Tuvo suerte. Harry picó el anzuelo.
—¿Por qué no te vienes a casa? Vivo aquí cerca y no tengo planes para el fin de semana.
«Seguro que casi nunca tiene planes», pensó Ryan.
Titubeó.
—No me gustaría ser una carga…
—Pero no serás una carga —le aseguró Harry, y señaló las tablas que llevaba en el carrito—. Esta tarde iba a montar una estantería en la consulta. Son tablas para jardín, pero ahora no puedo permitirme comprar estantes. Podrías ayudarme si quieres.
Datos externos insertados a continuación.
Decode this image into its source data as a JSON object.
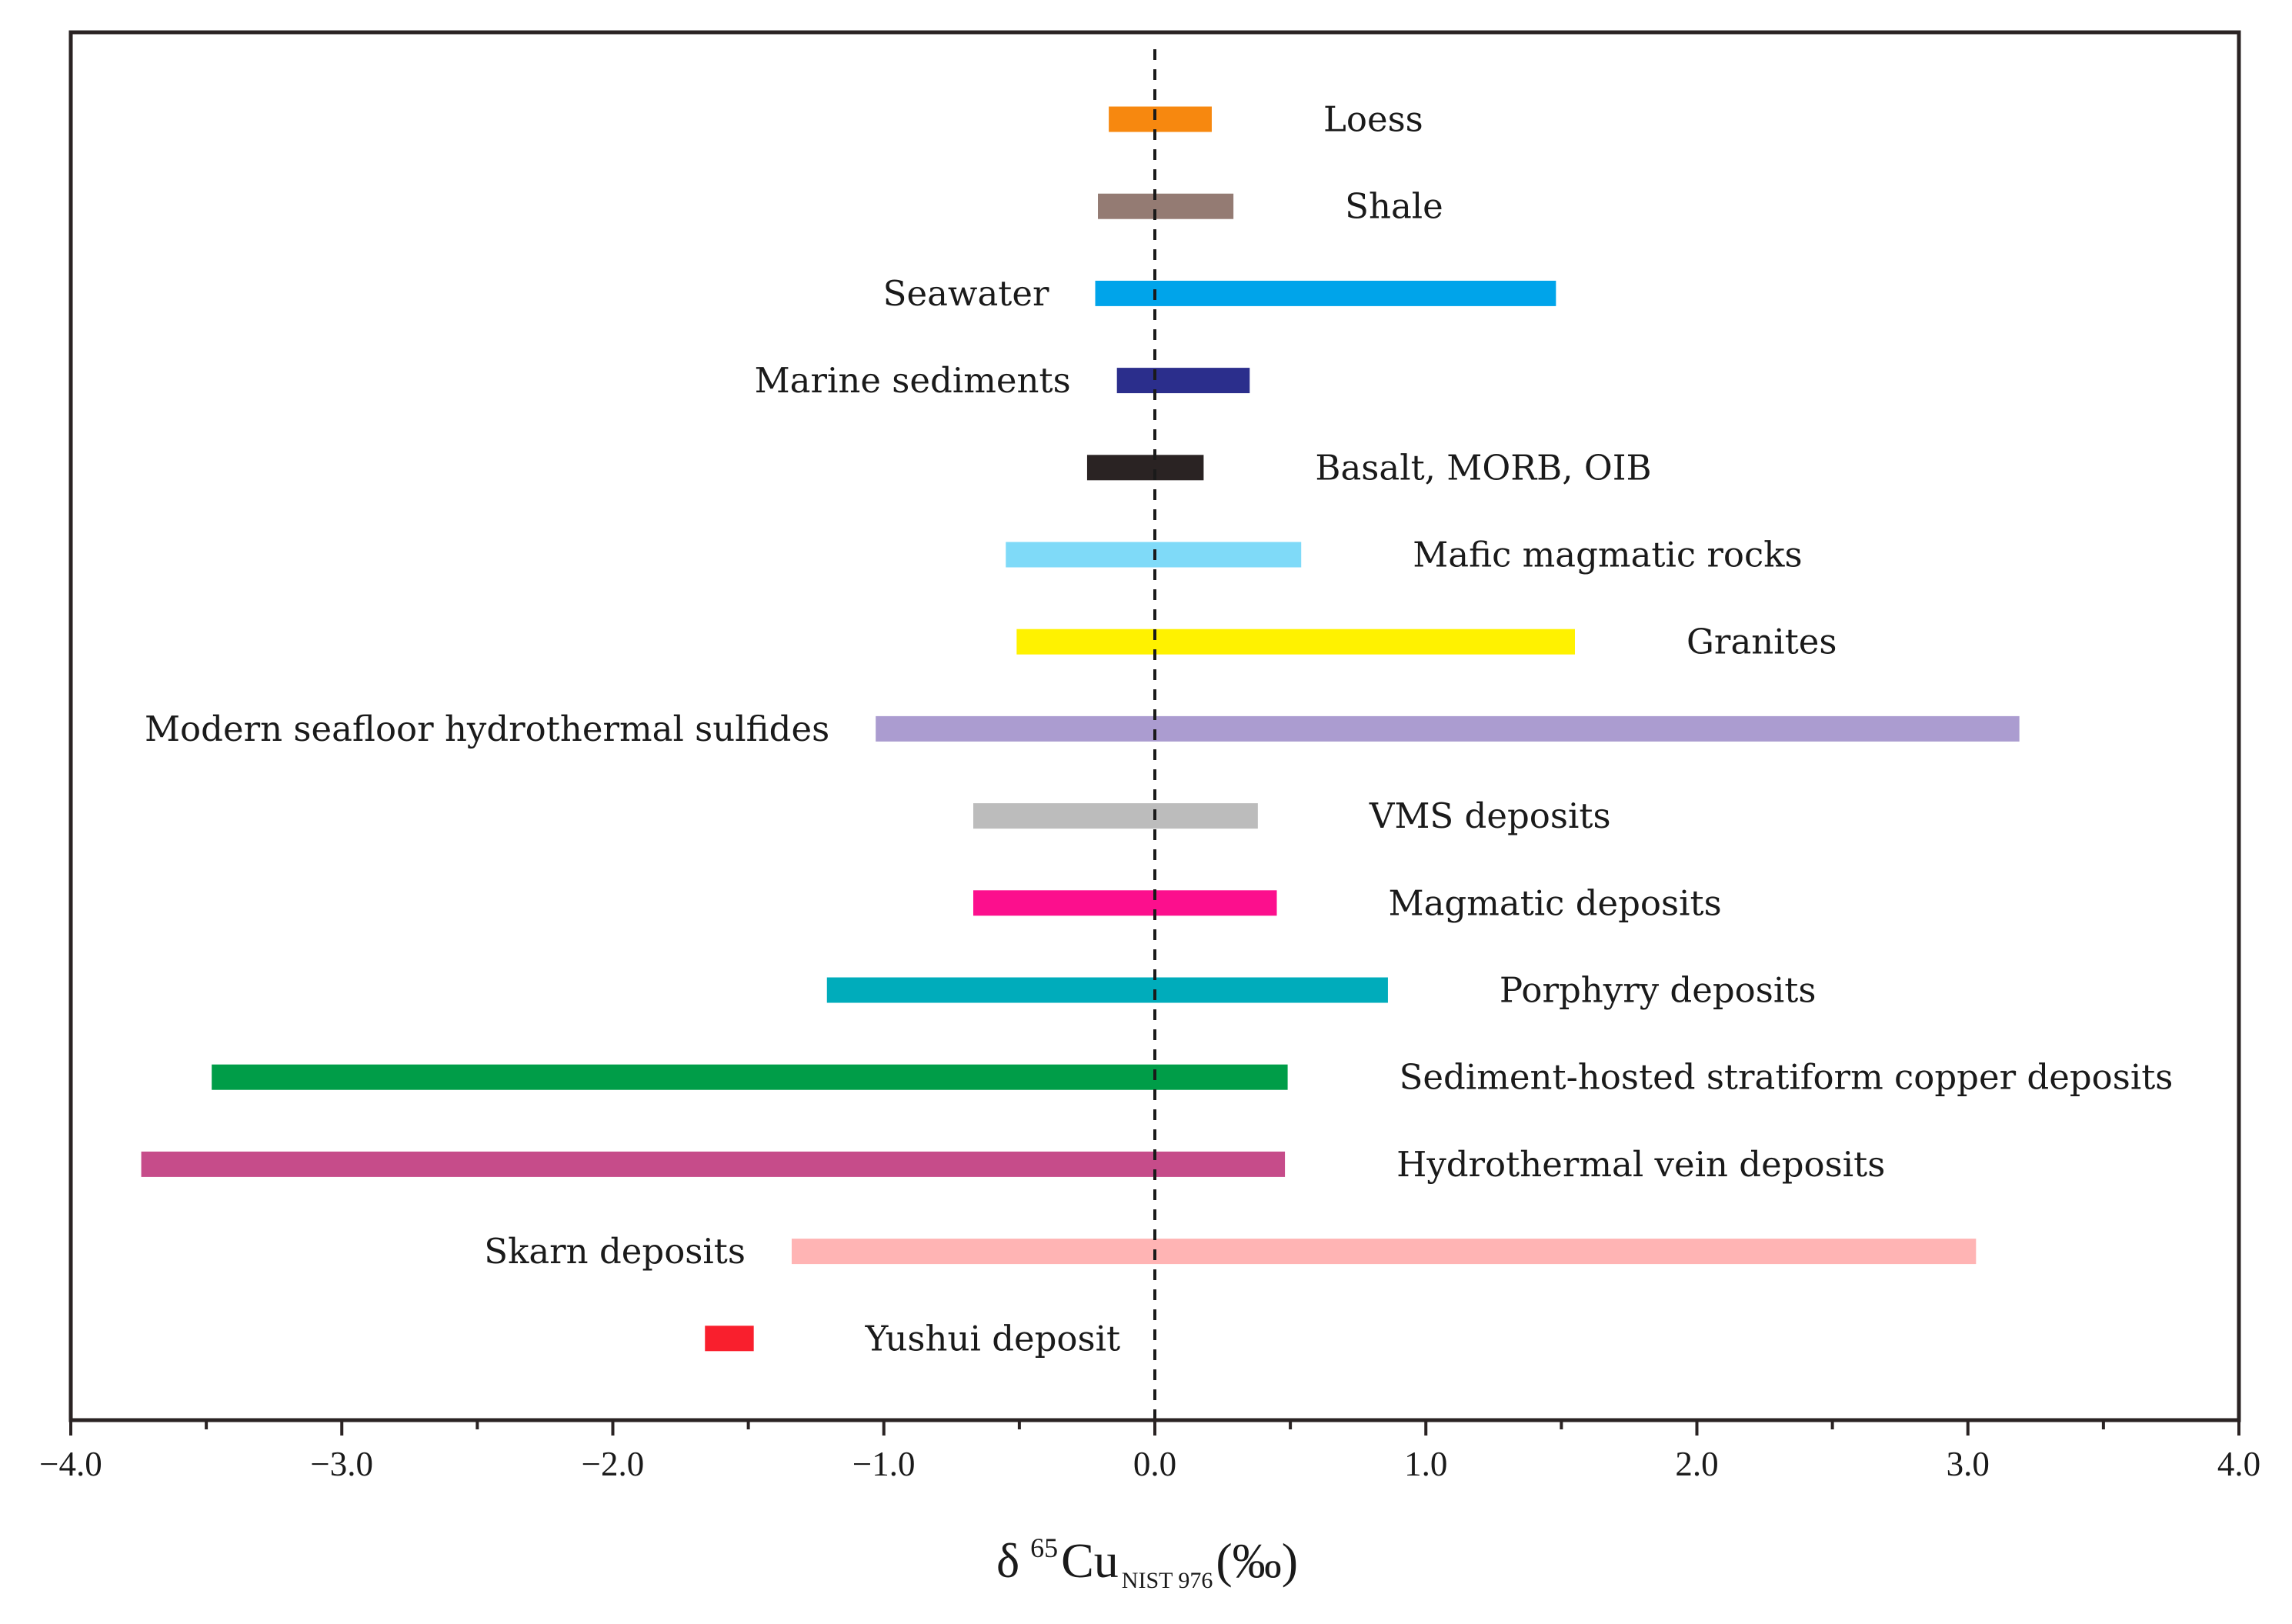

—¡Pues claro! ¡Con mucho gusto! —contestó Ryan de inmediato.
—Pero antes pasaremos por casa a comer algo —propuso Harry, sin saber que Ryan se marearía con solo oír esas palabras—. Aún tengo un poco de fricasé de pollo que me sobró ayer de la cena. ¿Te gusta?
Odiaba el fricasé de pollo, pero estaba tan hambriento que sus gustos no tenían la menor importancia en aquel momento.
—Fantástico —dijo—. Confieso que tengo mucha hambre.
—¡Pues vamos!
Harry estaba encantado porque, inesperadamente, se le había ofrecido la posibilidad de escapar de un fin de semana desolado y vacío que de nuevo le recordaría su eterno fracaso.
Ryan sabía que no podía quedarse mucho tiempo en casa de Harry. Parecía vivir muy aislado de todo, pero existía la posibilidad de que siguiera en contacto con sus antiguos compañeros del hospital y tal vez ellos supieran que había huido y la policía lo buscaba. Además, también podía enterarse en cualquier momento por la televisión, la radio o el periódico. Sin embargo, aunque solo se quedara hasta el lunes por la mañana, al menos pasaría dos noches a cubierto y dormiría en una cama o en un sofá, en vez de en un banco del parque. Comería algo y podría ducharse, tal vez incluso lavarse la ropa.
Sonrió.
—¡Gracias, Harry!
—Los hombres tenemos que apoyarnos, ¿no?